В конце дня он набрел на куски света наверху стены тоннеля, и присел на корточки, и прислушался, и ему показалось, что слышит очень слабые и далекие крики детей. Он выключил свет и посидел в темноте. Сидел так сколько-то. Детские голоса удалились. Три фигуры света на полу грота начали взбираться на дальнюю стену. Немного погодя он встал и со своим собственным светом двинулся обратно, туда, откуда пришел.
На четвертый день на клочке серого суглинка он обнаружил отпечатки ног. Теннисок, и притом больших. Он поставил внутрь следа собственный башмак. Чуть дальше увидел свежую обертку от батончика.
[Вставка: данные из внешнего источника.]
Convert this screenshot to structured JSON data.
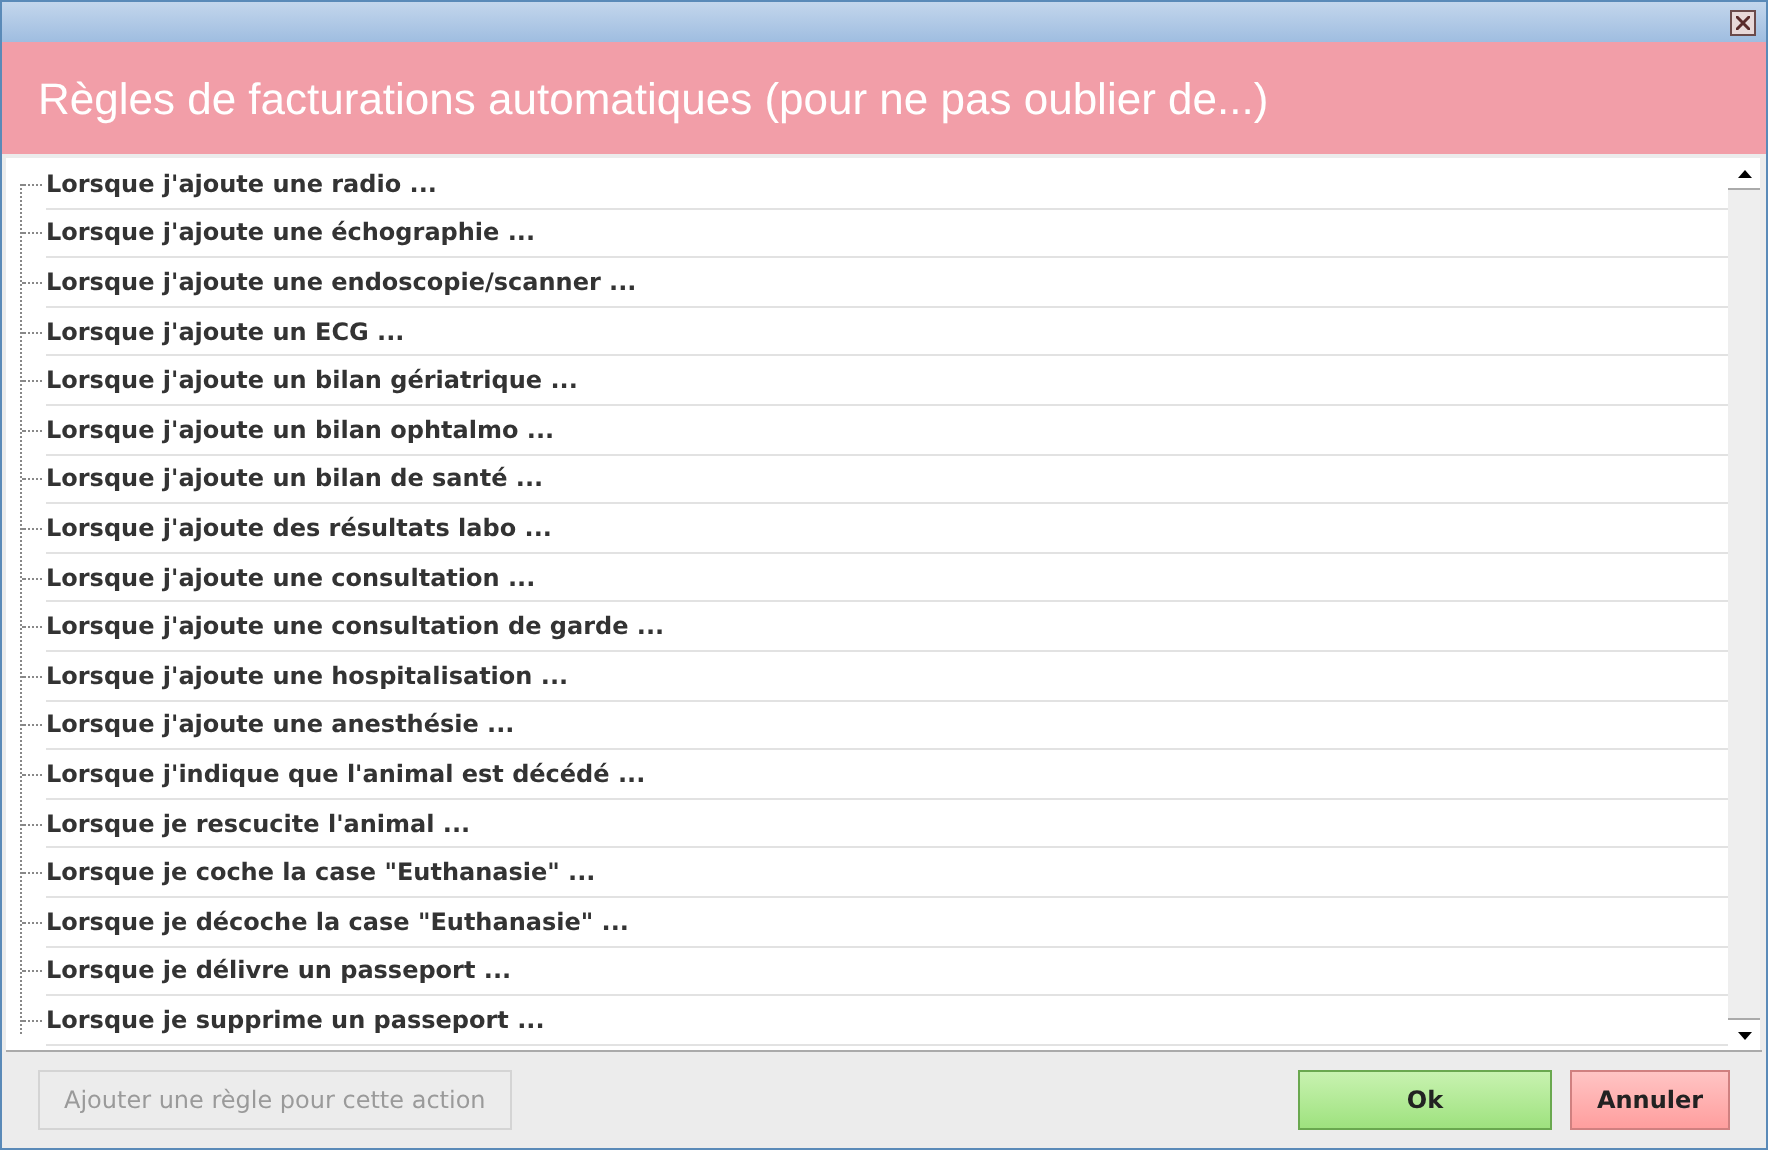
{
  "header": {
    "title": "Règles de facturations automatiques (pour ne pas oublier de...)"
  },
  "rules": [
    {
      "label": "Lorsque j'ajoute une radio ..."
    },
    {
      "label": "Lorsque j'ajoute une échographie ..."
    },
    {
      "label": "Lorsque j'ajoute une endoscopie/scanner ..."
    },
    {
      "label": "Lorsque j'ajoute un ECG ..."
    },
    {
      "label": "Lorsque j'ajoute un bilan gériatrique ..."
    },
    {
      "label": "Lorsque j'ajoute un bilan ophtalmo ..."
    },
    {
      "label": "Lorsque j'ajoute un bilan de santé ..."
    },
    {
      "label": "Lorsque j'ajoute des résultats labo ..."
    },
    {
      "label": "Lorsque j'ajoute une consultation ..."
    },
    {
      "label": "Lorsque j'ajoute une consultation de garde ..."
    },
    {
      "label": "Lorsque j'ajoute une hospitalisation ..."
    },
    {
      "label": "Lorsque j'ajoute une anesthésie ..."
    },
    {
      "label": "Lorsque j'indique que l'animal est décédé ..."
    },
    {
      "label": "Lorsque je rescucite l'animal ..."
    },
    {
      "label": "Lorsque je coche la case \"Euthanasie\" ..."
    },
    {
      "label": "Lorsque je décoche la case \"Euthanasie\" ..."
    },
    {
      "label": "Lorsque je délivre un passeport ..."
    },
    {
      "label": "Lorsque je supprime un passeport ..."
    }
  ],
  "add_button": {
    "label": "Ajouter une règle pour cette action",
    "disabled": true
  },
  "ok_button": {
    "label": "Ok"
  },
  "cancel_button": {
    "label": "Annuler"
  }
}
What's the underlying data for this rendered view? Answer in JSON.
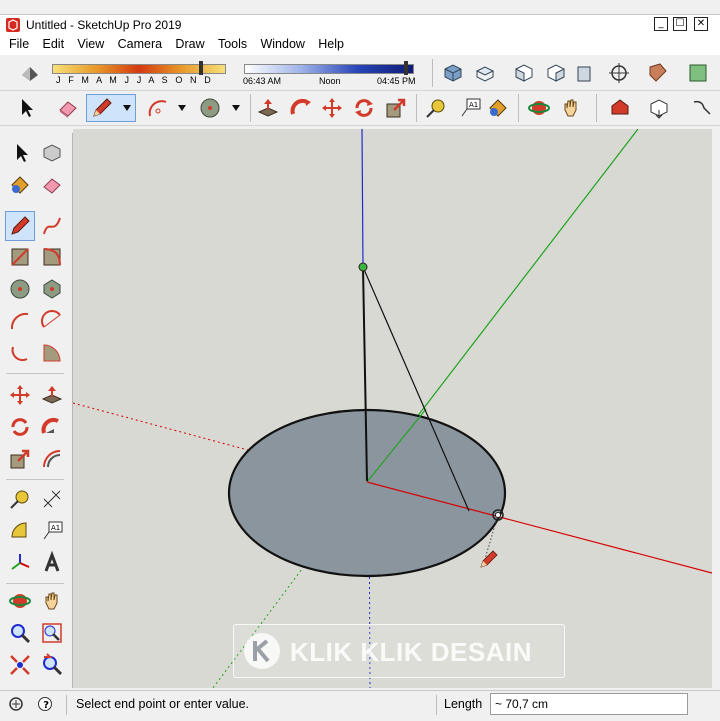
{
  "window": {
    "title": "Untitled - SketchUp Pro 2019",
    "controls": {
      "minimize": "_",
      "maximize": "☐",
      "close": "✕"
    }
  },
  "menu": [
    "File",
    "Edit",
    "View",
    "Camera",
    "Draw",
    "Tools",
    "Window",
    "Help"
  ],
  "shadow_settings": {
    "months": "J F M A M J J A S O N D",
    "time_start": "06:43 AM",
    "time_mid": "Noon",
    "time_end": "04:45 PM"
  },
  "tools": {
    "large_toolset": [
      "select",
      "component",
      "paint-bucket",
      "eraser",
      "line",
      "freehand",
      "rectangle",
      "rotated-rectangle",
      "circle",
      "polygon",
      "arc",
      "two-point-arc",
      "three-point-arc",
      "pie",
      "move",
      "push-pull",
      "rotate",
      "follow-me",
      "scale",
      "offset",
      "tape-measure",
      "dimension",
      "protractor",
      "text",
      "axes",
      "3d-text",
      "orbit",
      "pan",
      "zoom",
      "zoom-window",
      "zoom-extents",
      "previous"
    ],
    "active_tool": "line"
  },
  "viewport": {
    "colors": {
      "background": "#d9d9d3",
      "face": "#8b959e",
      "red_axis": "#d40000",
      "green_axis": "#1fa31f",
      "blue_axis": "#1f2bd0"
    }
  },
  "watermark": {
    "text": "KLIK KLIK DESAIN"
  },
  "status": {
    "message": "Select end point or enter value.",
    "measurement_label": "Length",
    "measurement_value": "~ 70,7 cm"
  }
}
Прошел через обширную каверну, где весь свод выстилали летучие мыши, их кожистые локти топорщились во сне, неумолчный тонкий ропот их писка, словно бессчетные крики, что, должно быть, слышал епископ Гаттон в своей башне перед тем, как его пожрали мыши[24]. Саттри двигался дальше, по кариозным исподам города, через черные и слюнявые полости, где сочились мерзкие жидкости. Он и не знал, насколько город полый.
Воздух становился все более нечист, вздымавшаяся серная вонь стоков. Там, где вонь сгустилась больше всего, он и нашел съежившегося городского мыша. Тот опирался на стену и, повернув голову, смотрел вдоль тоннеля на приближавшийся луч света. Выглядел он как что-то такое, что может вскочить и удрать в нору. Саттри присел перед ним на корточки и оглядел его.
Как насчет мне в глаза не светить, сказал Хэррогейт.
Саттри опустил фонарик. Лица у них почернели, как у горняков или менестрелей, и на городском мыше были обрывки одежды, а весь он был в нечистотах. Истинная весть о человеке – тут, внизу. Он опустил взгляд на лужицу света.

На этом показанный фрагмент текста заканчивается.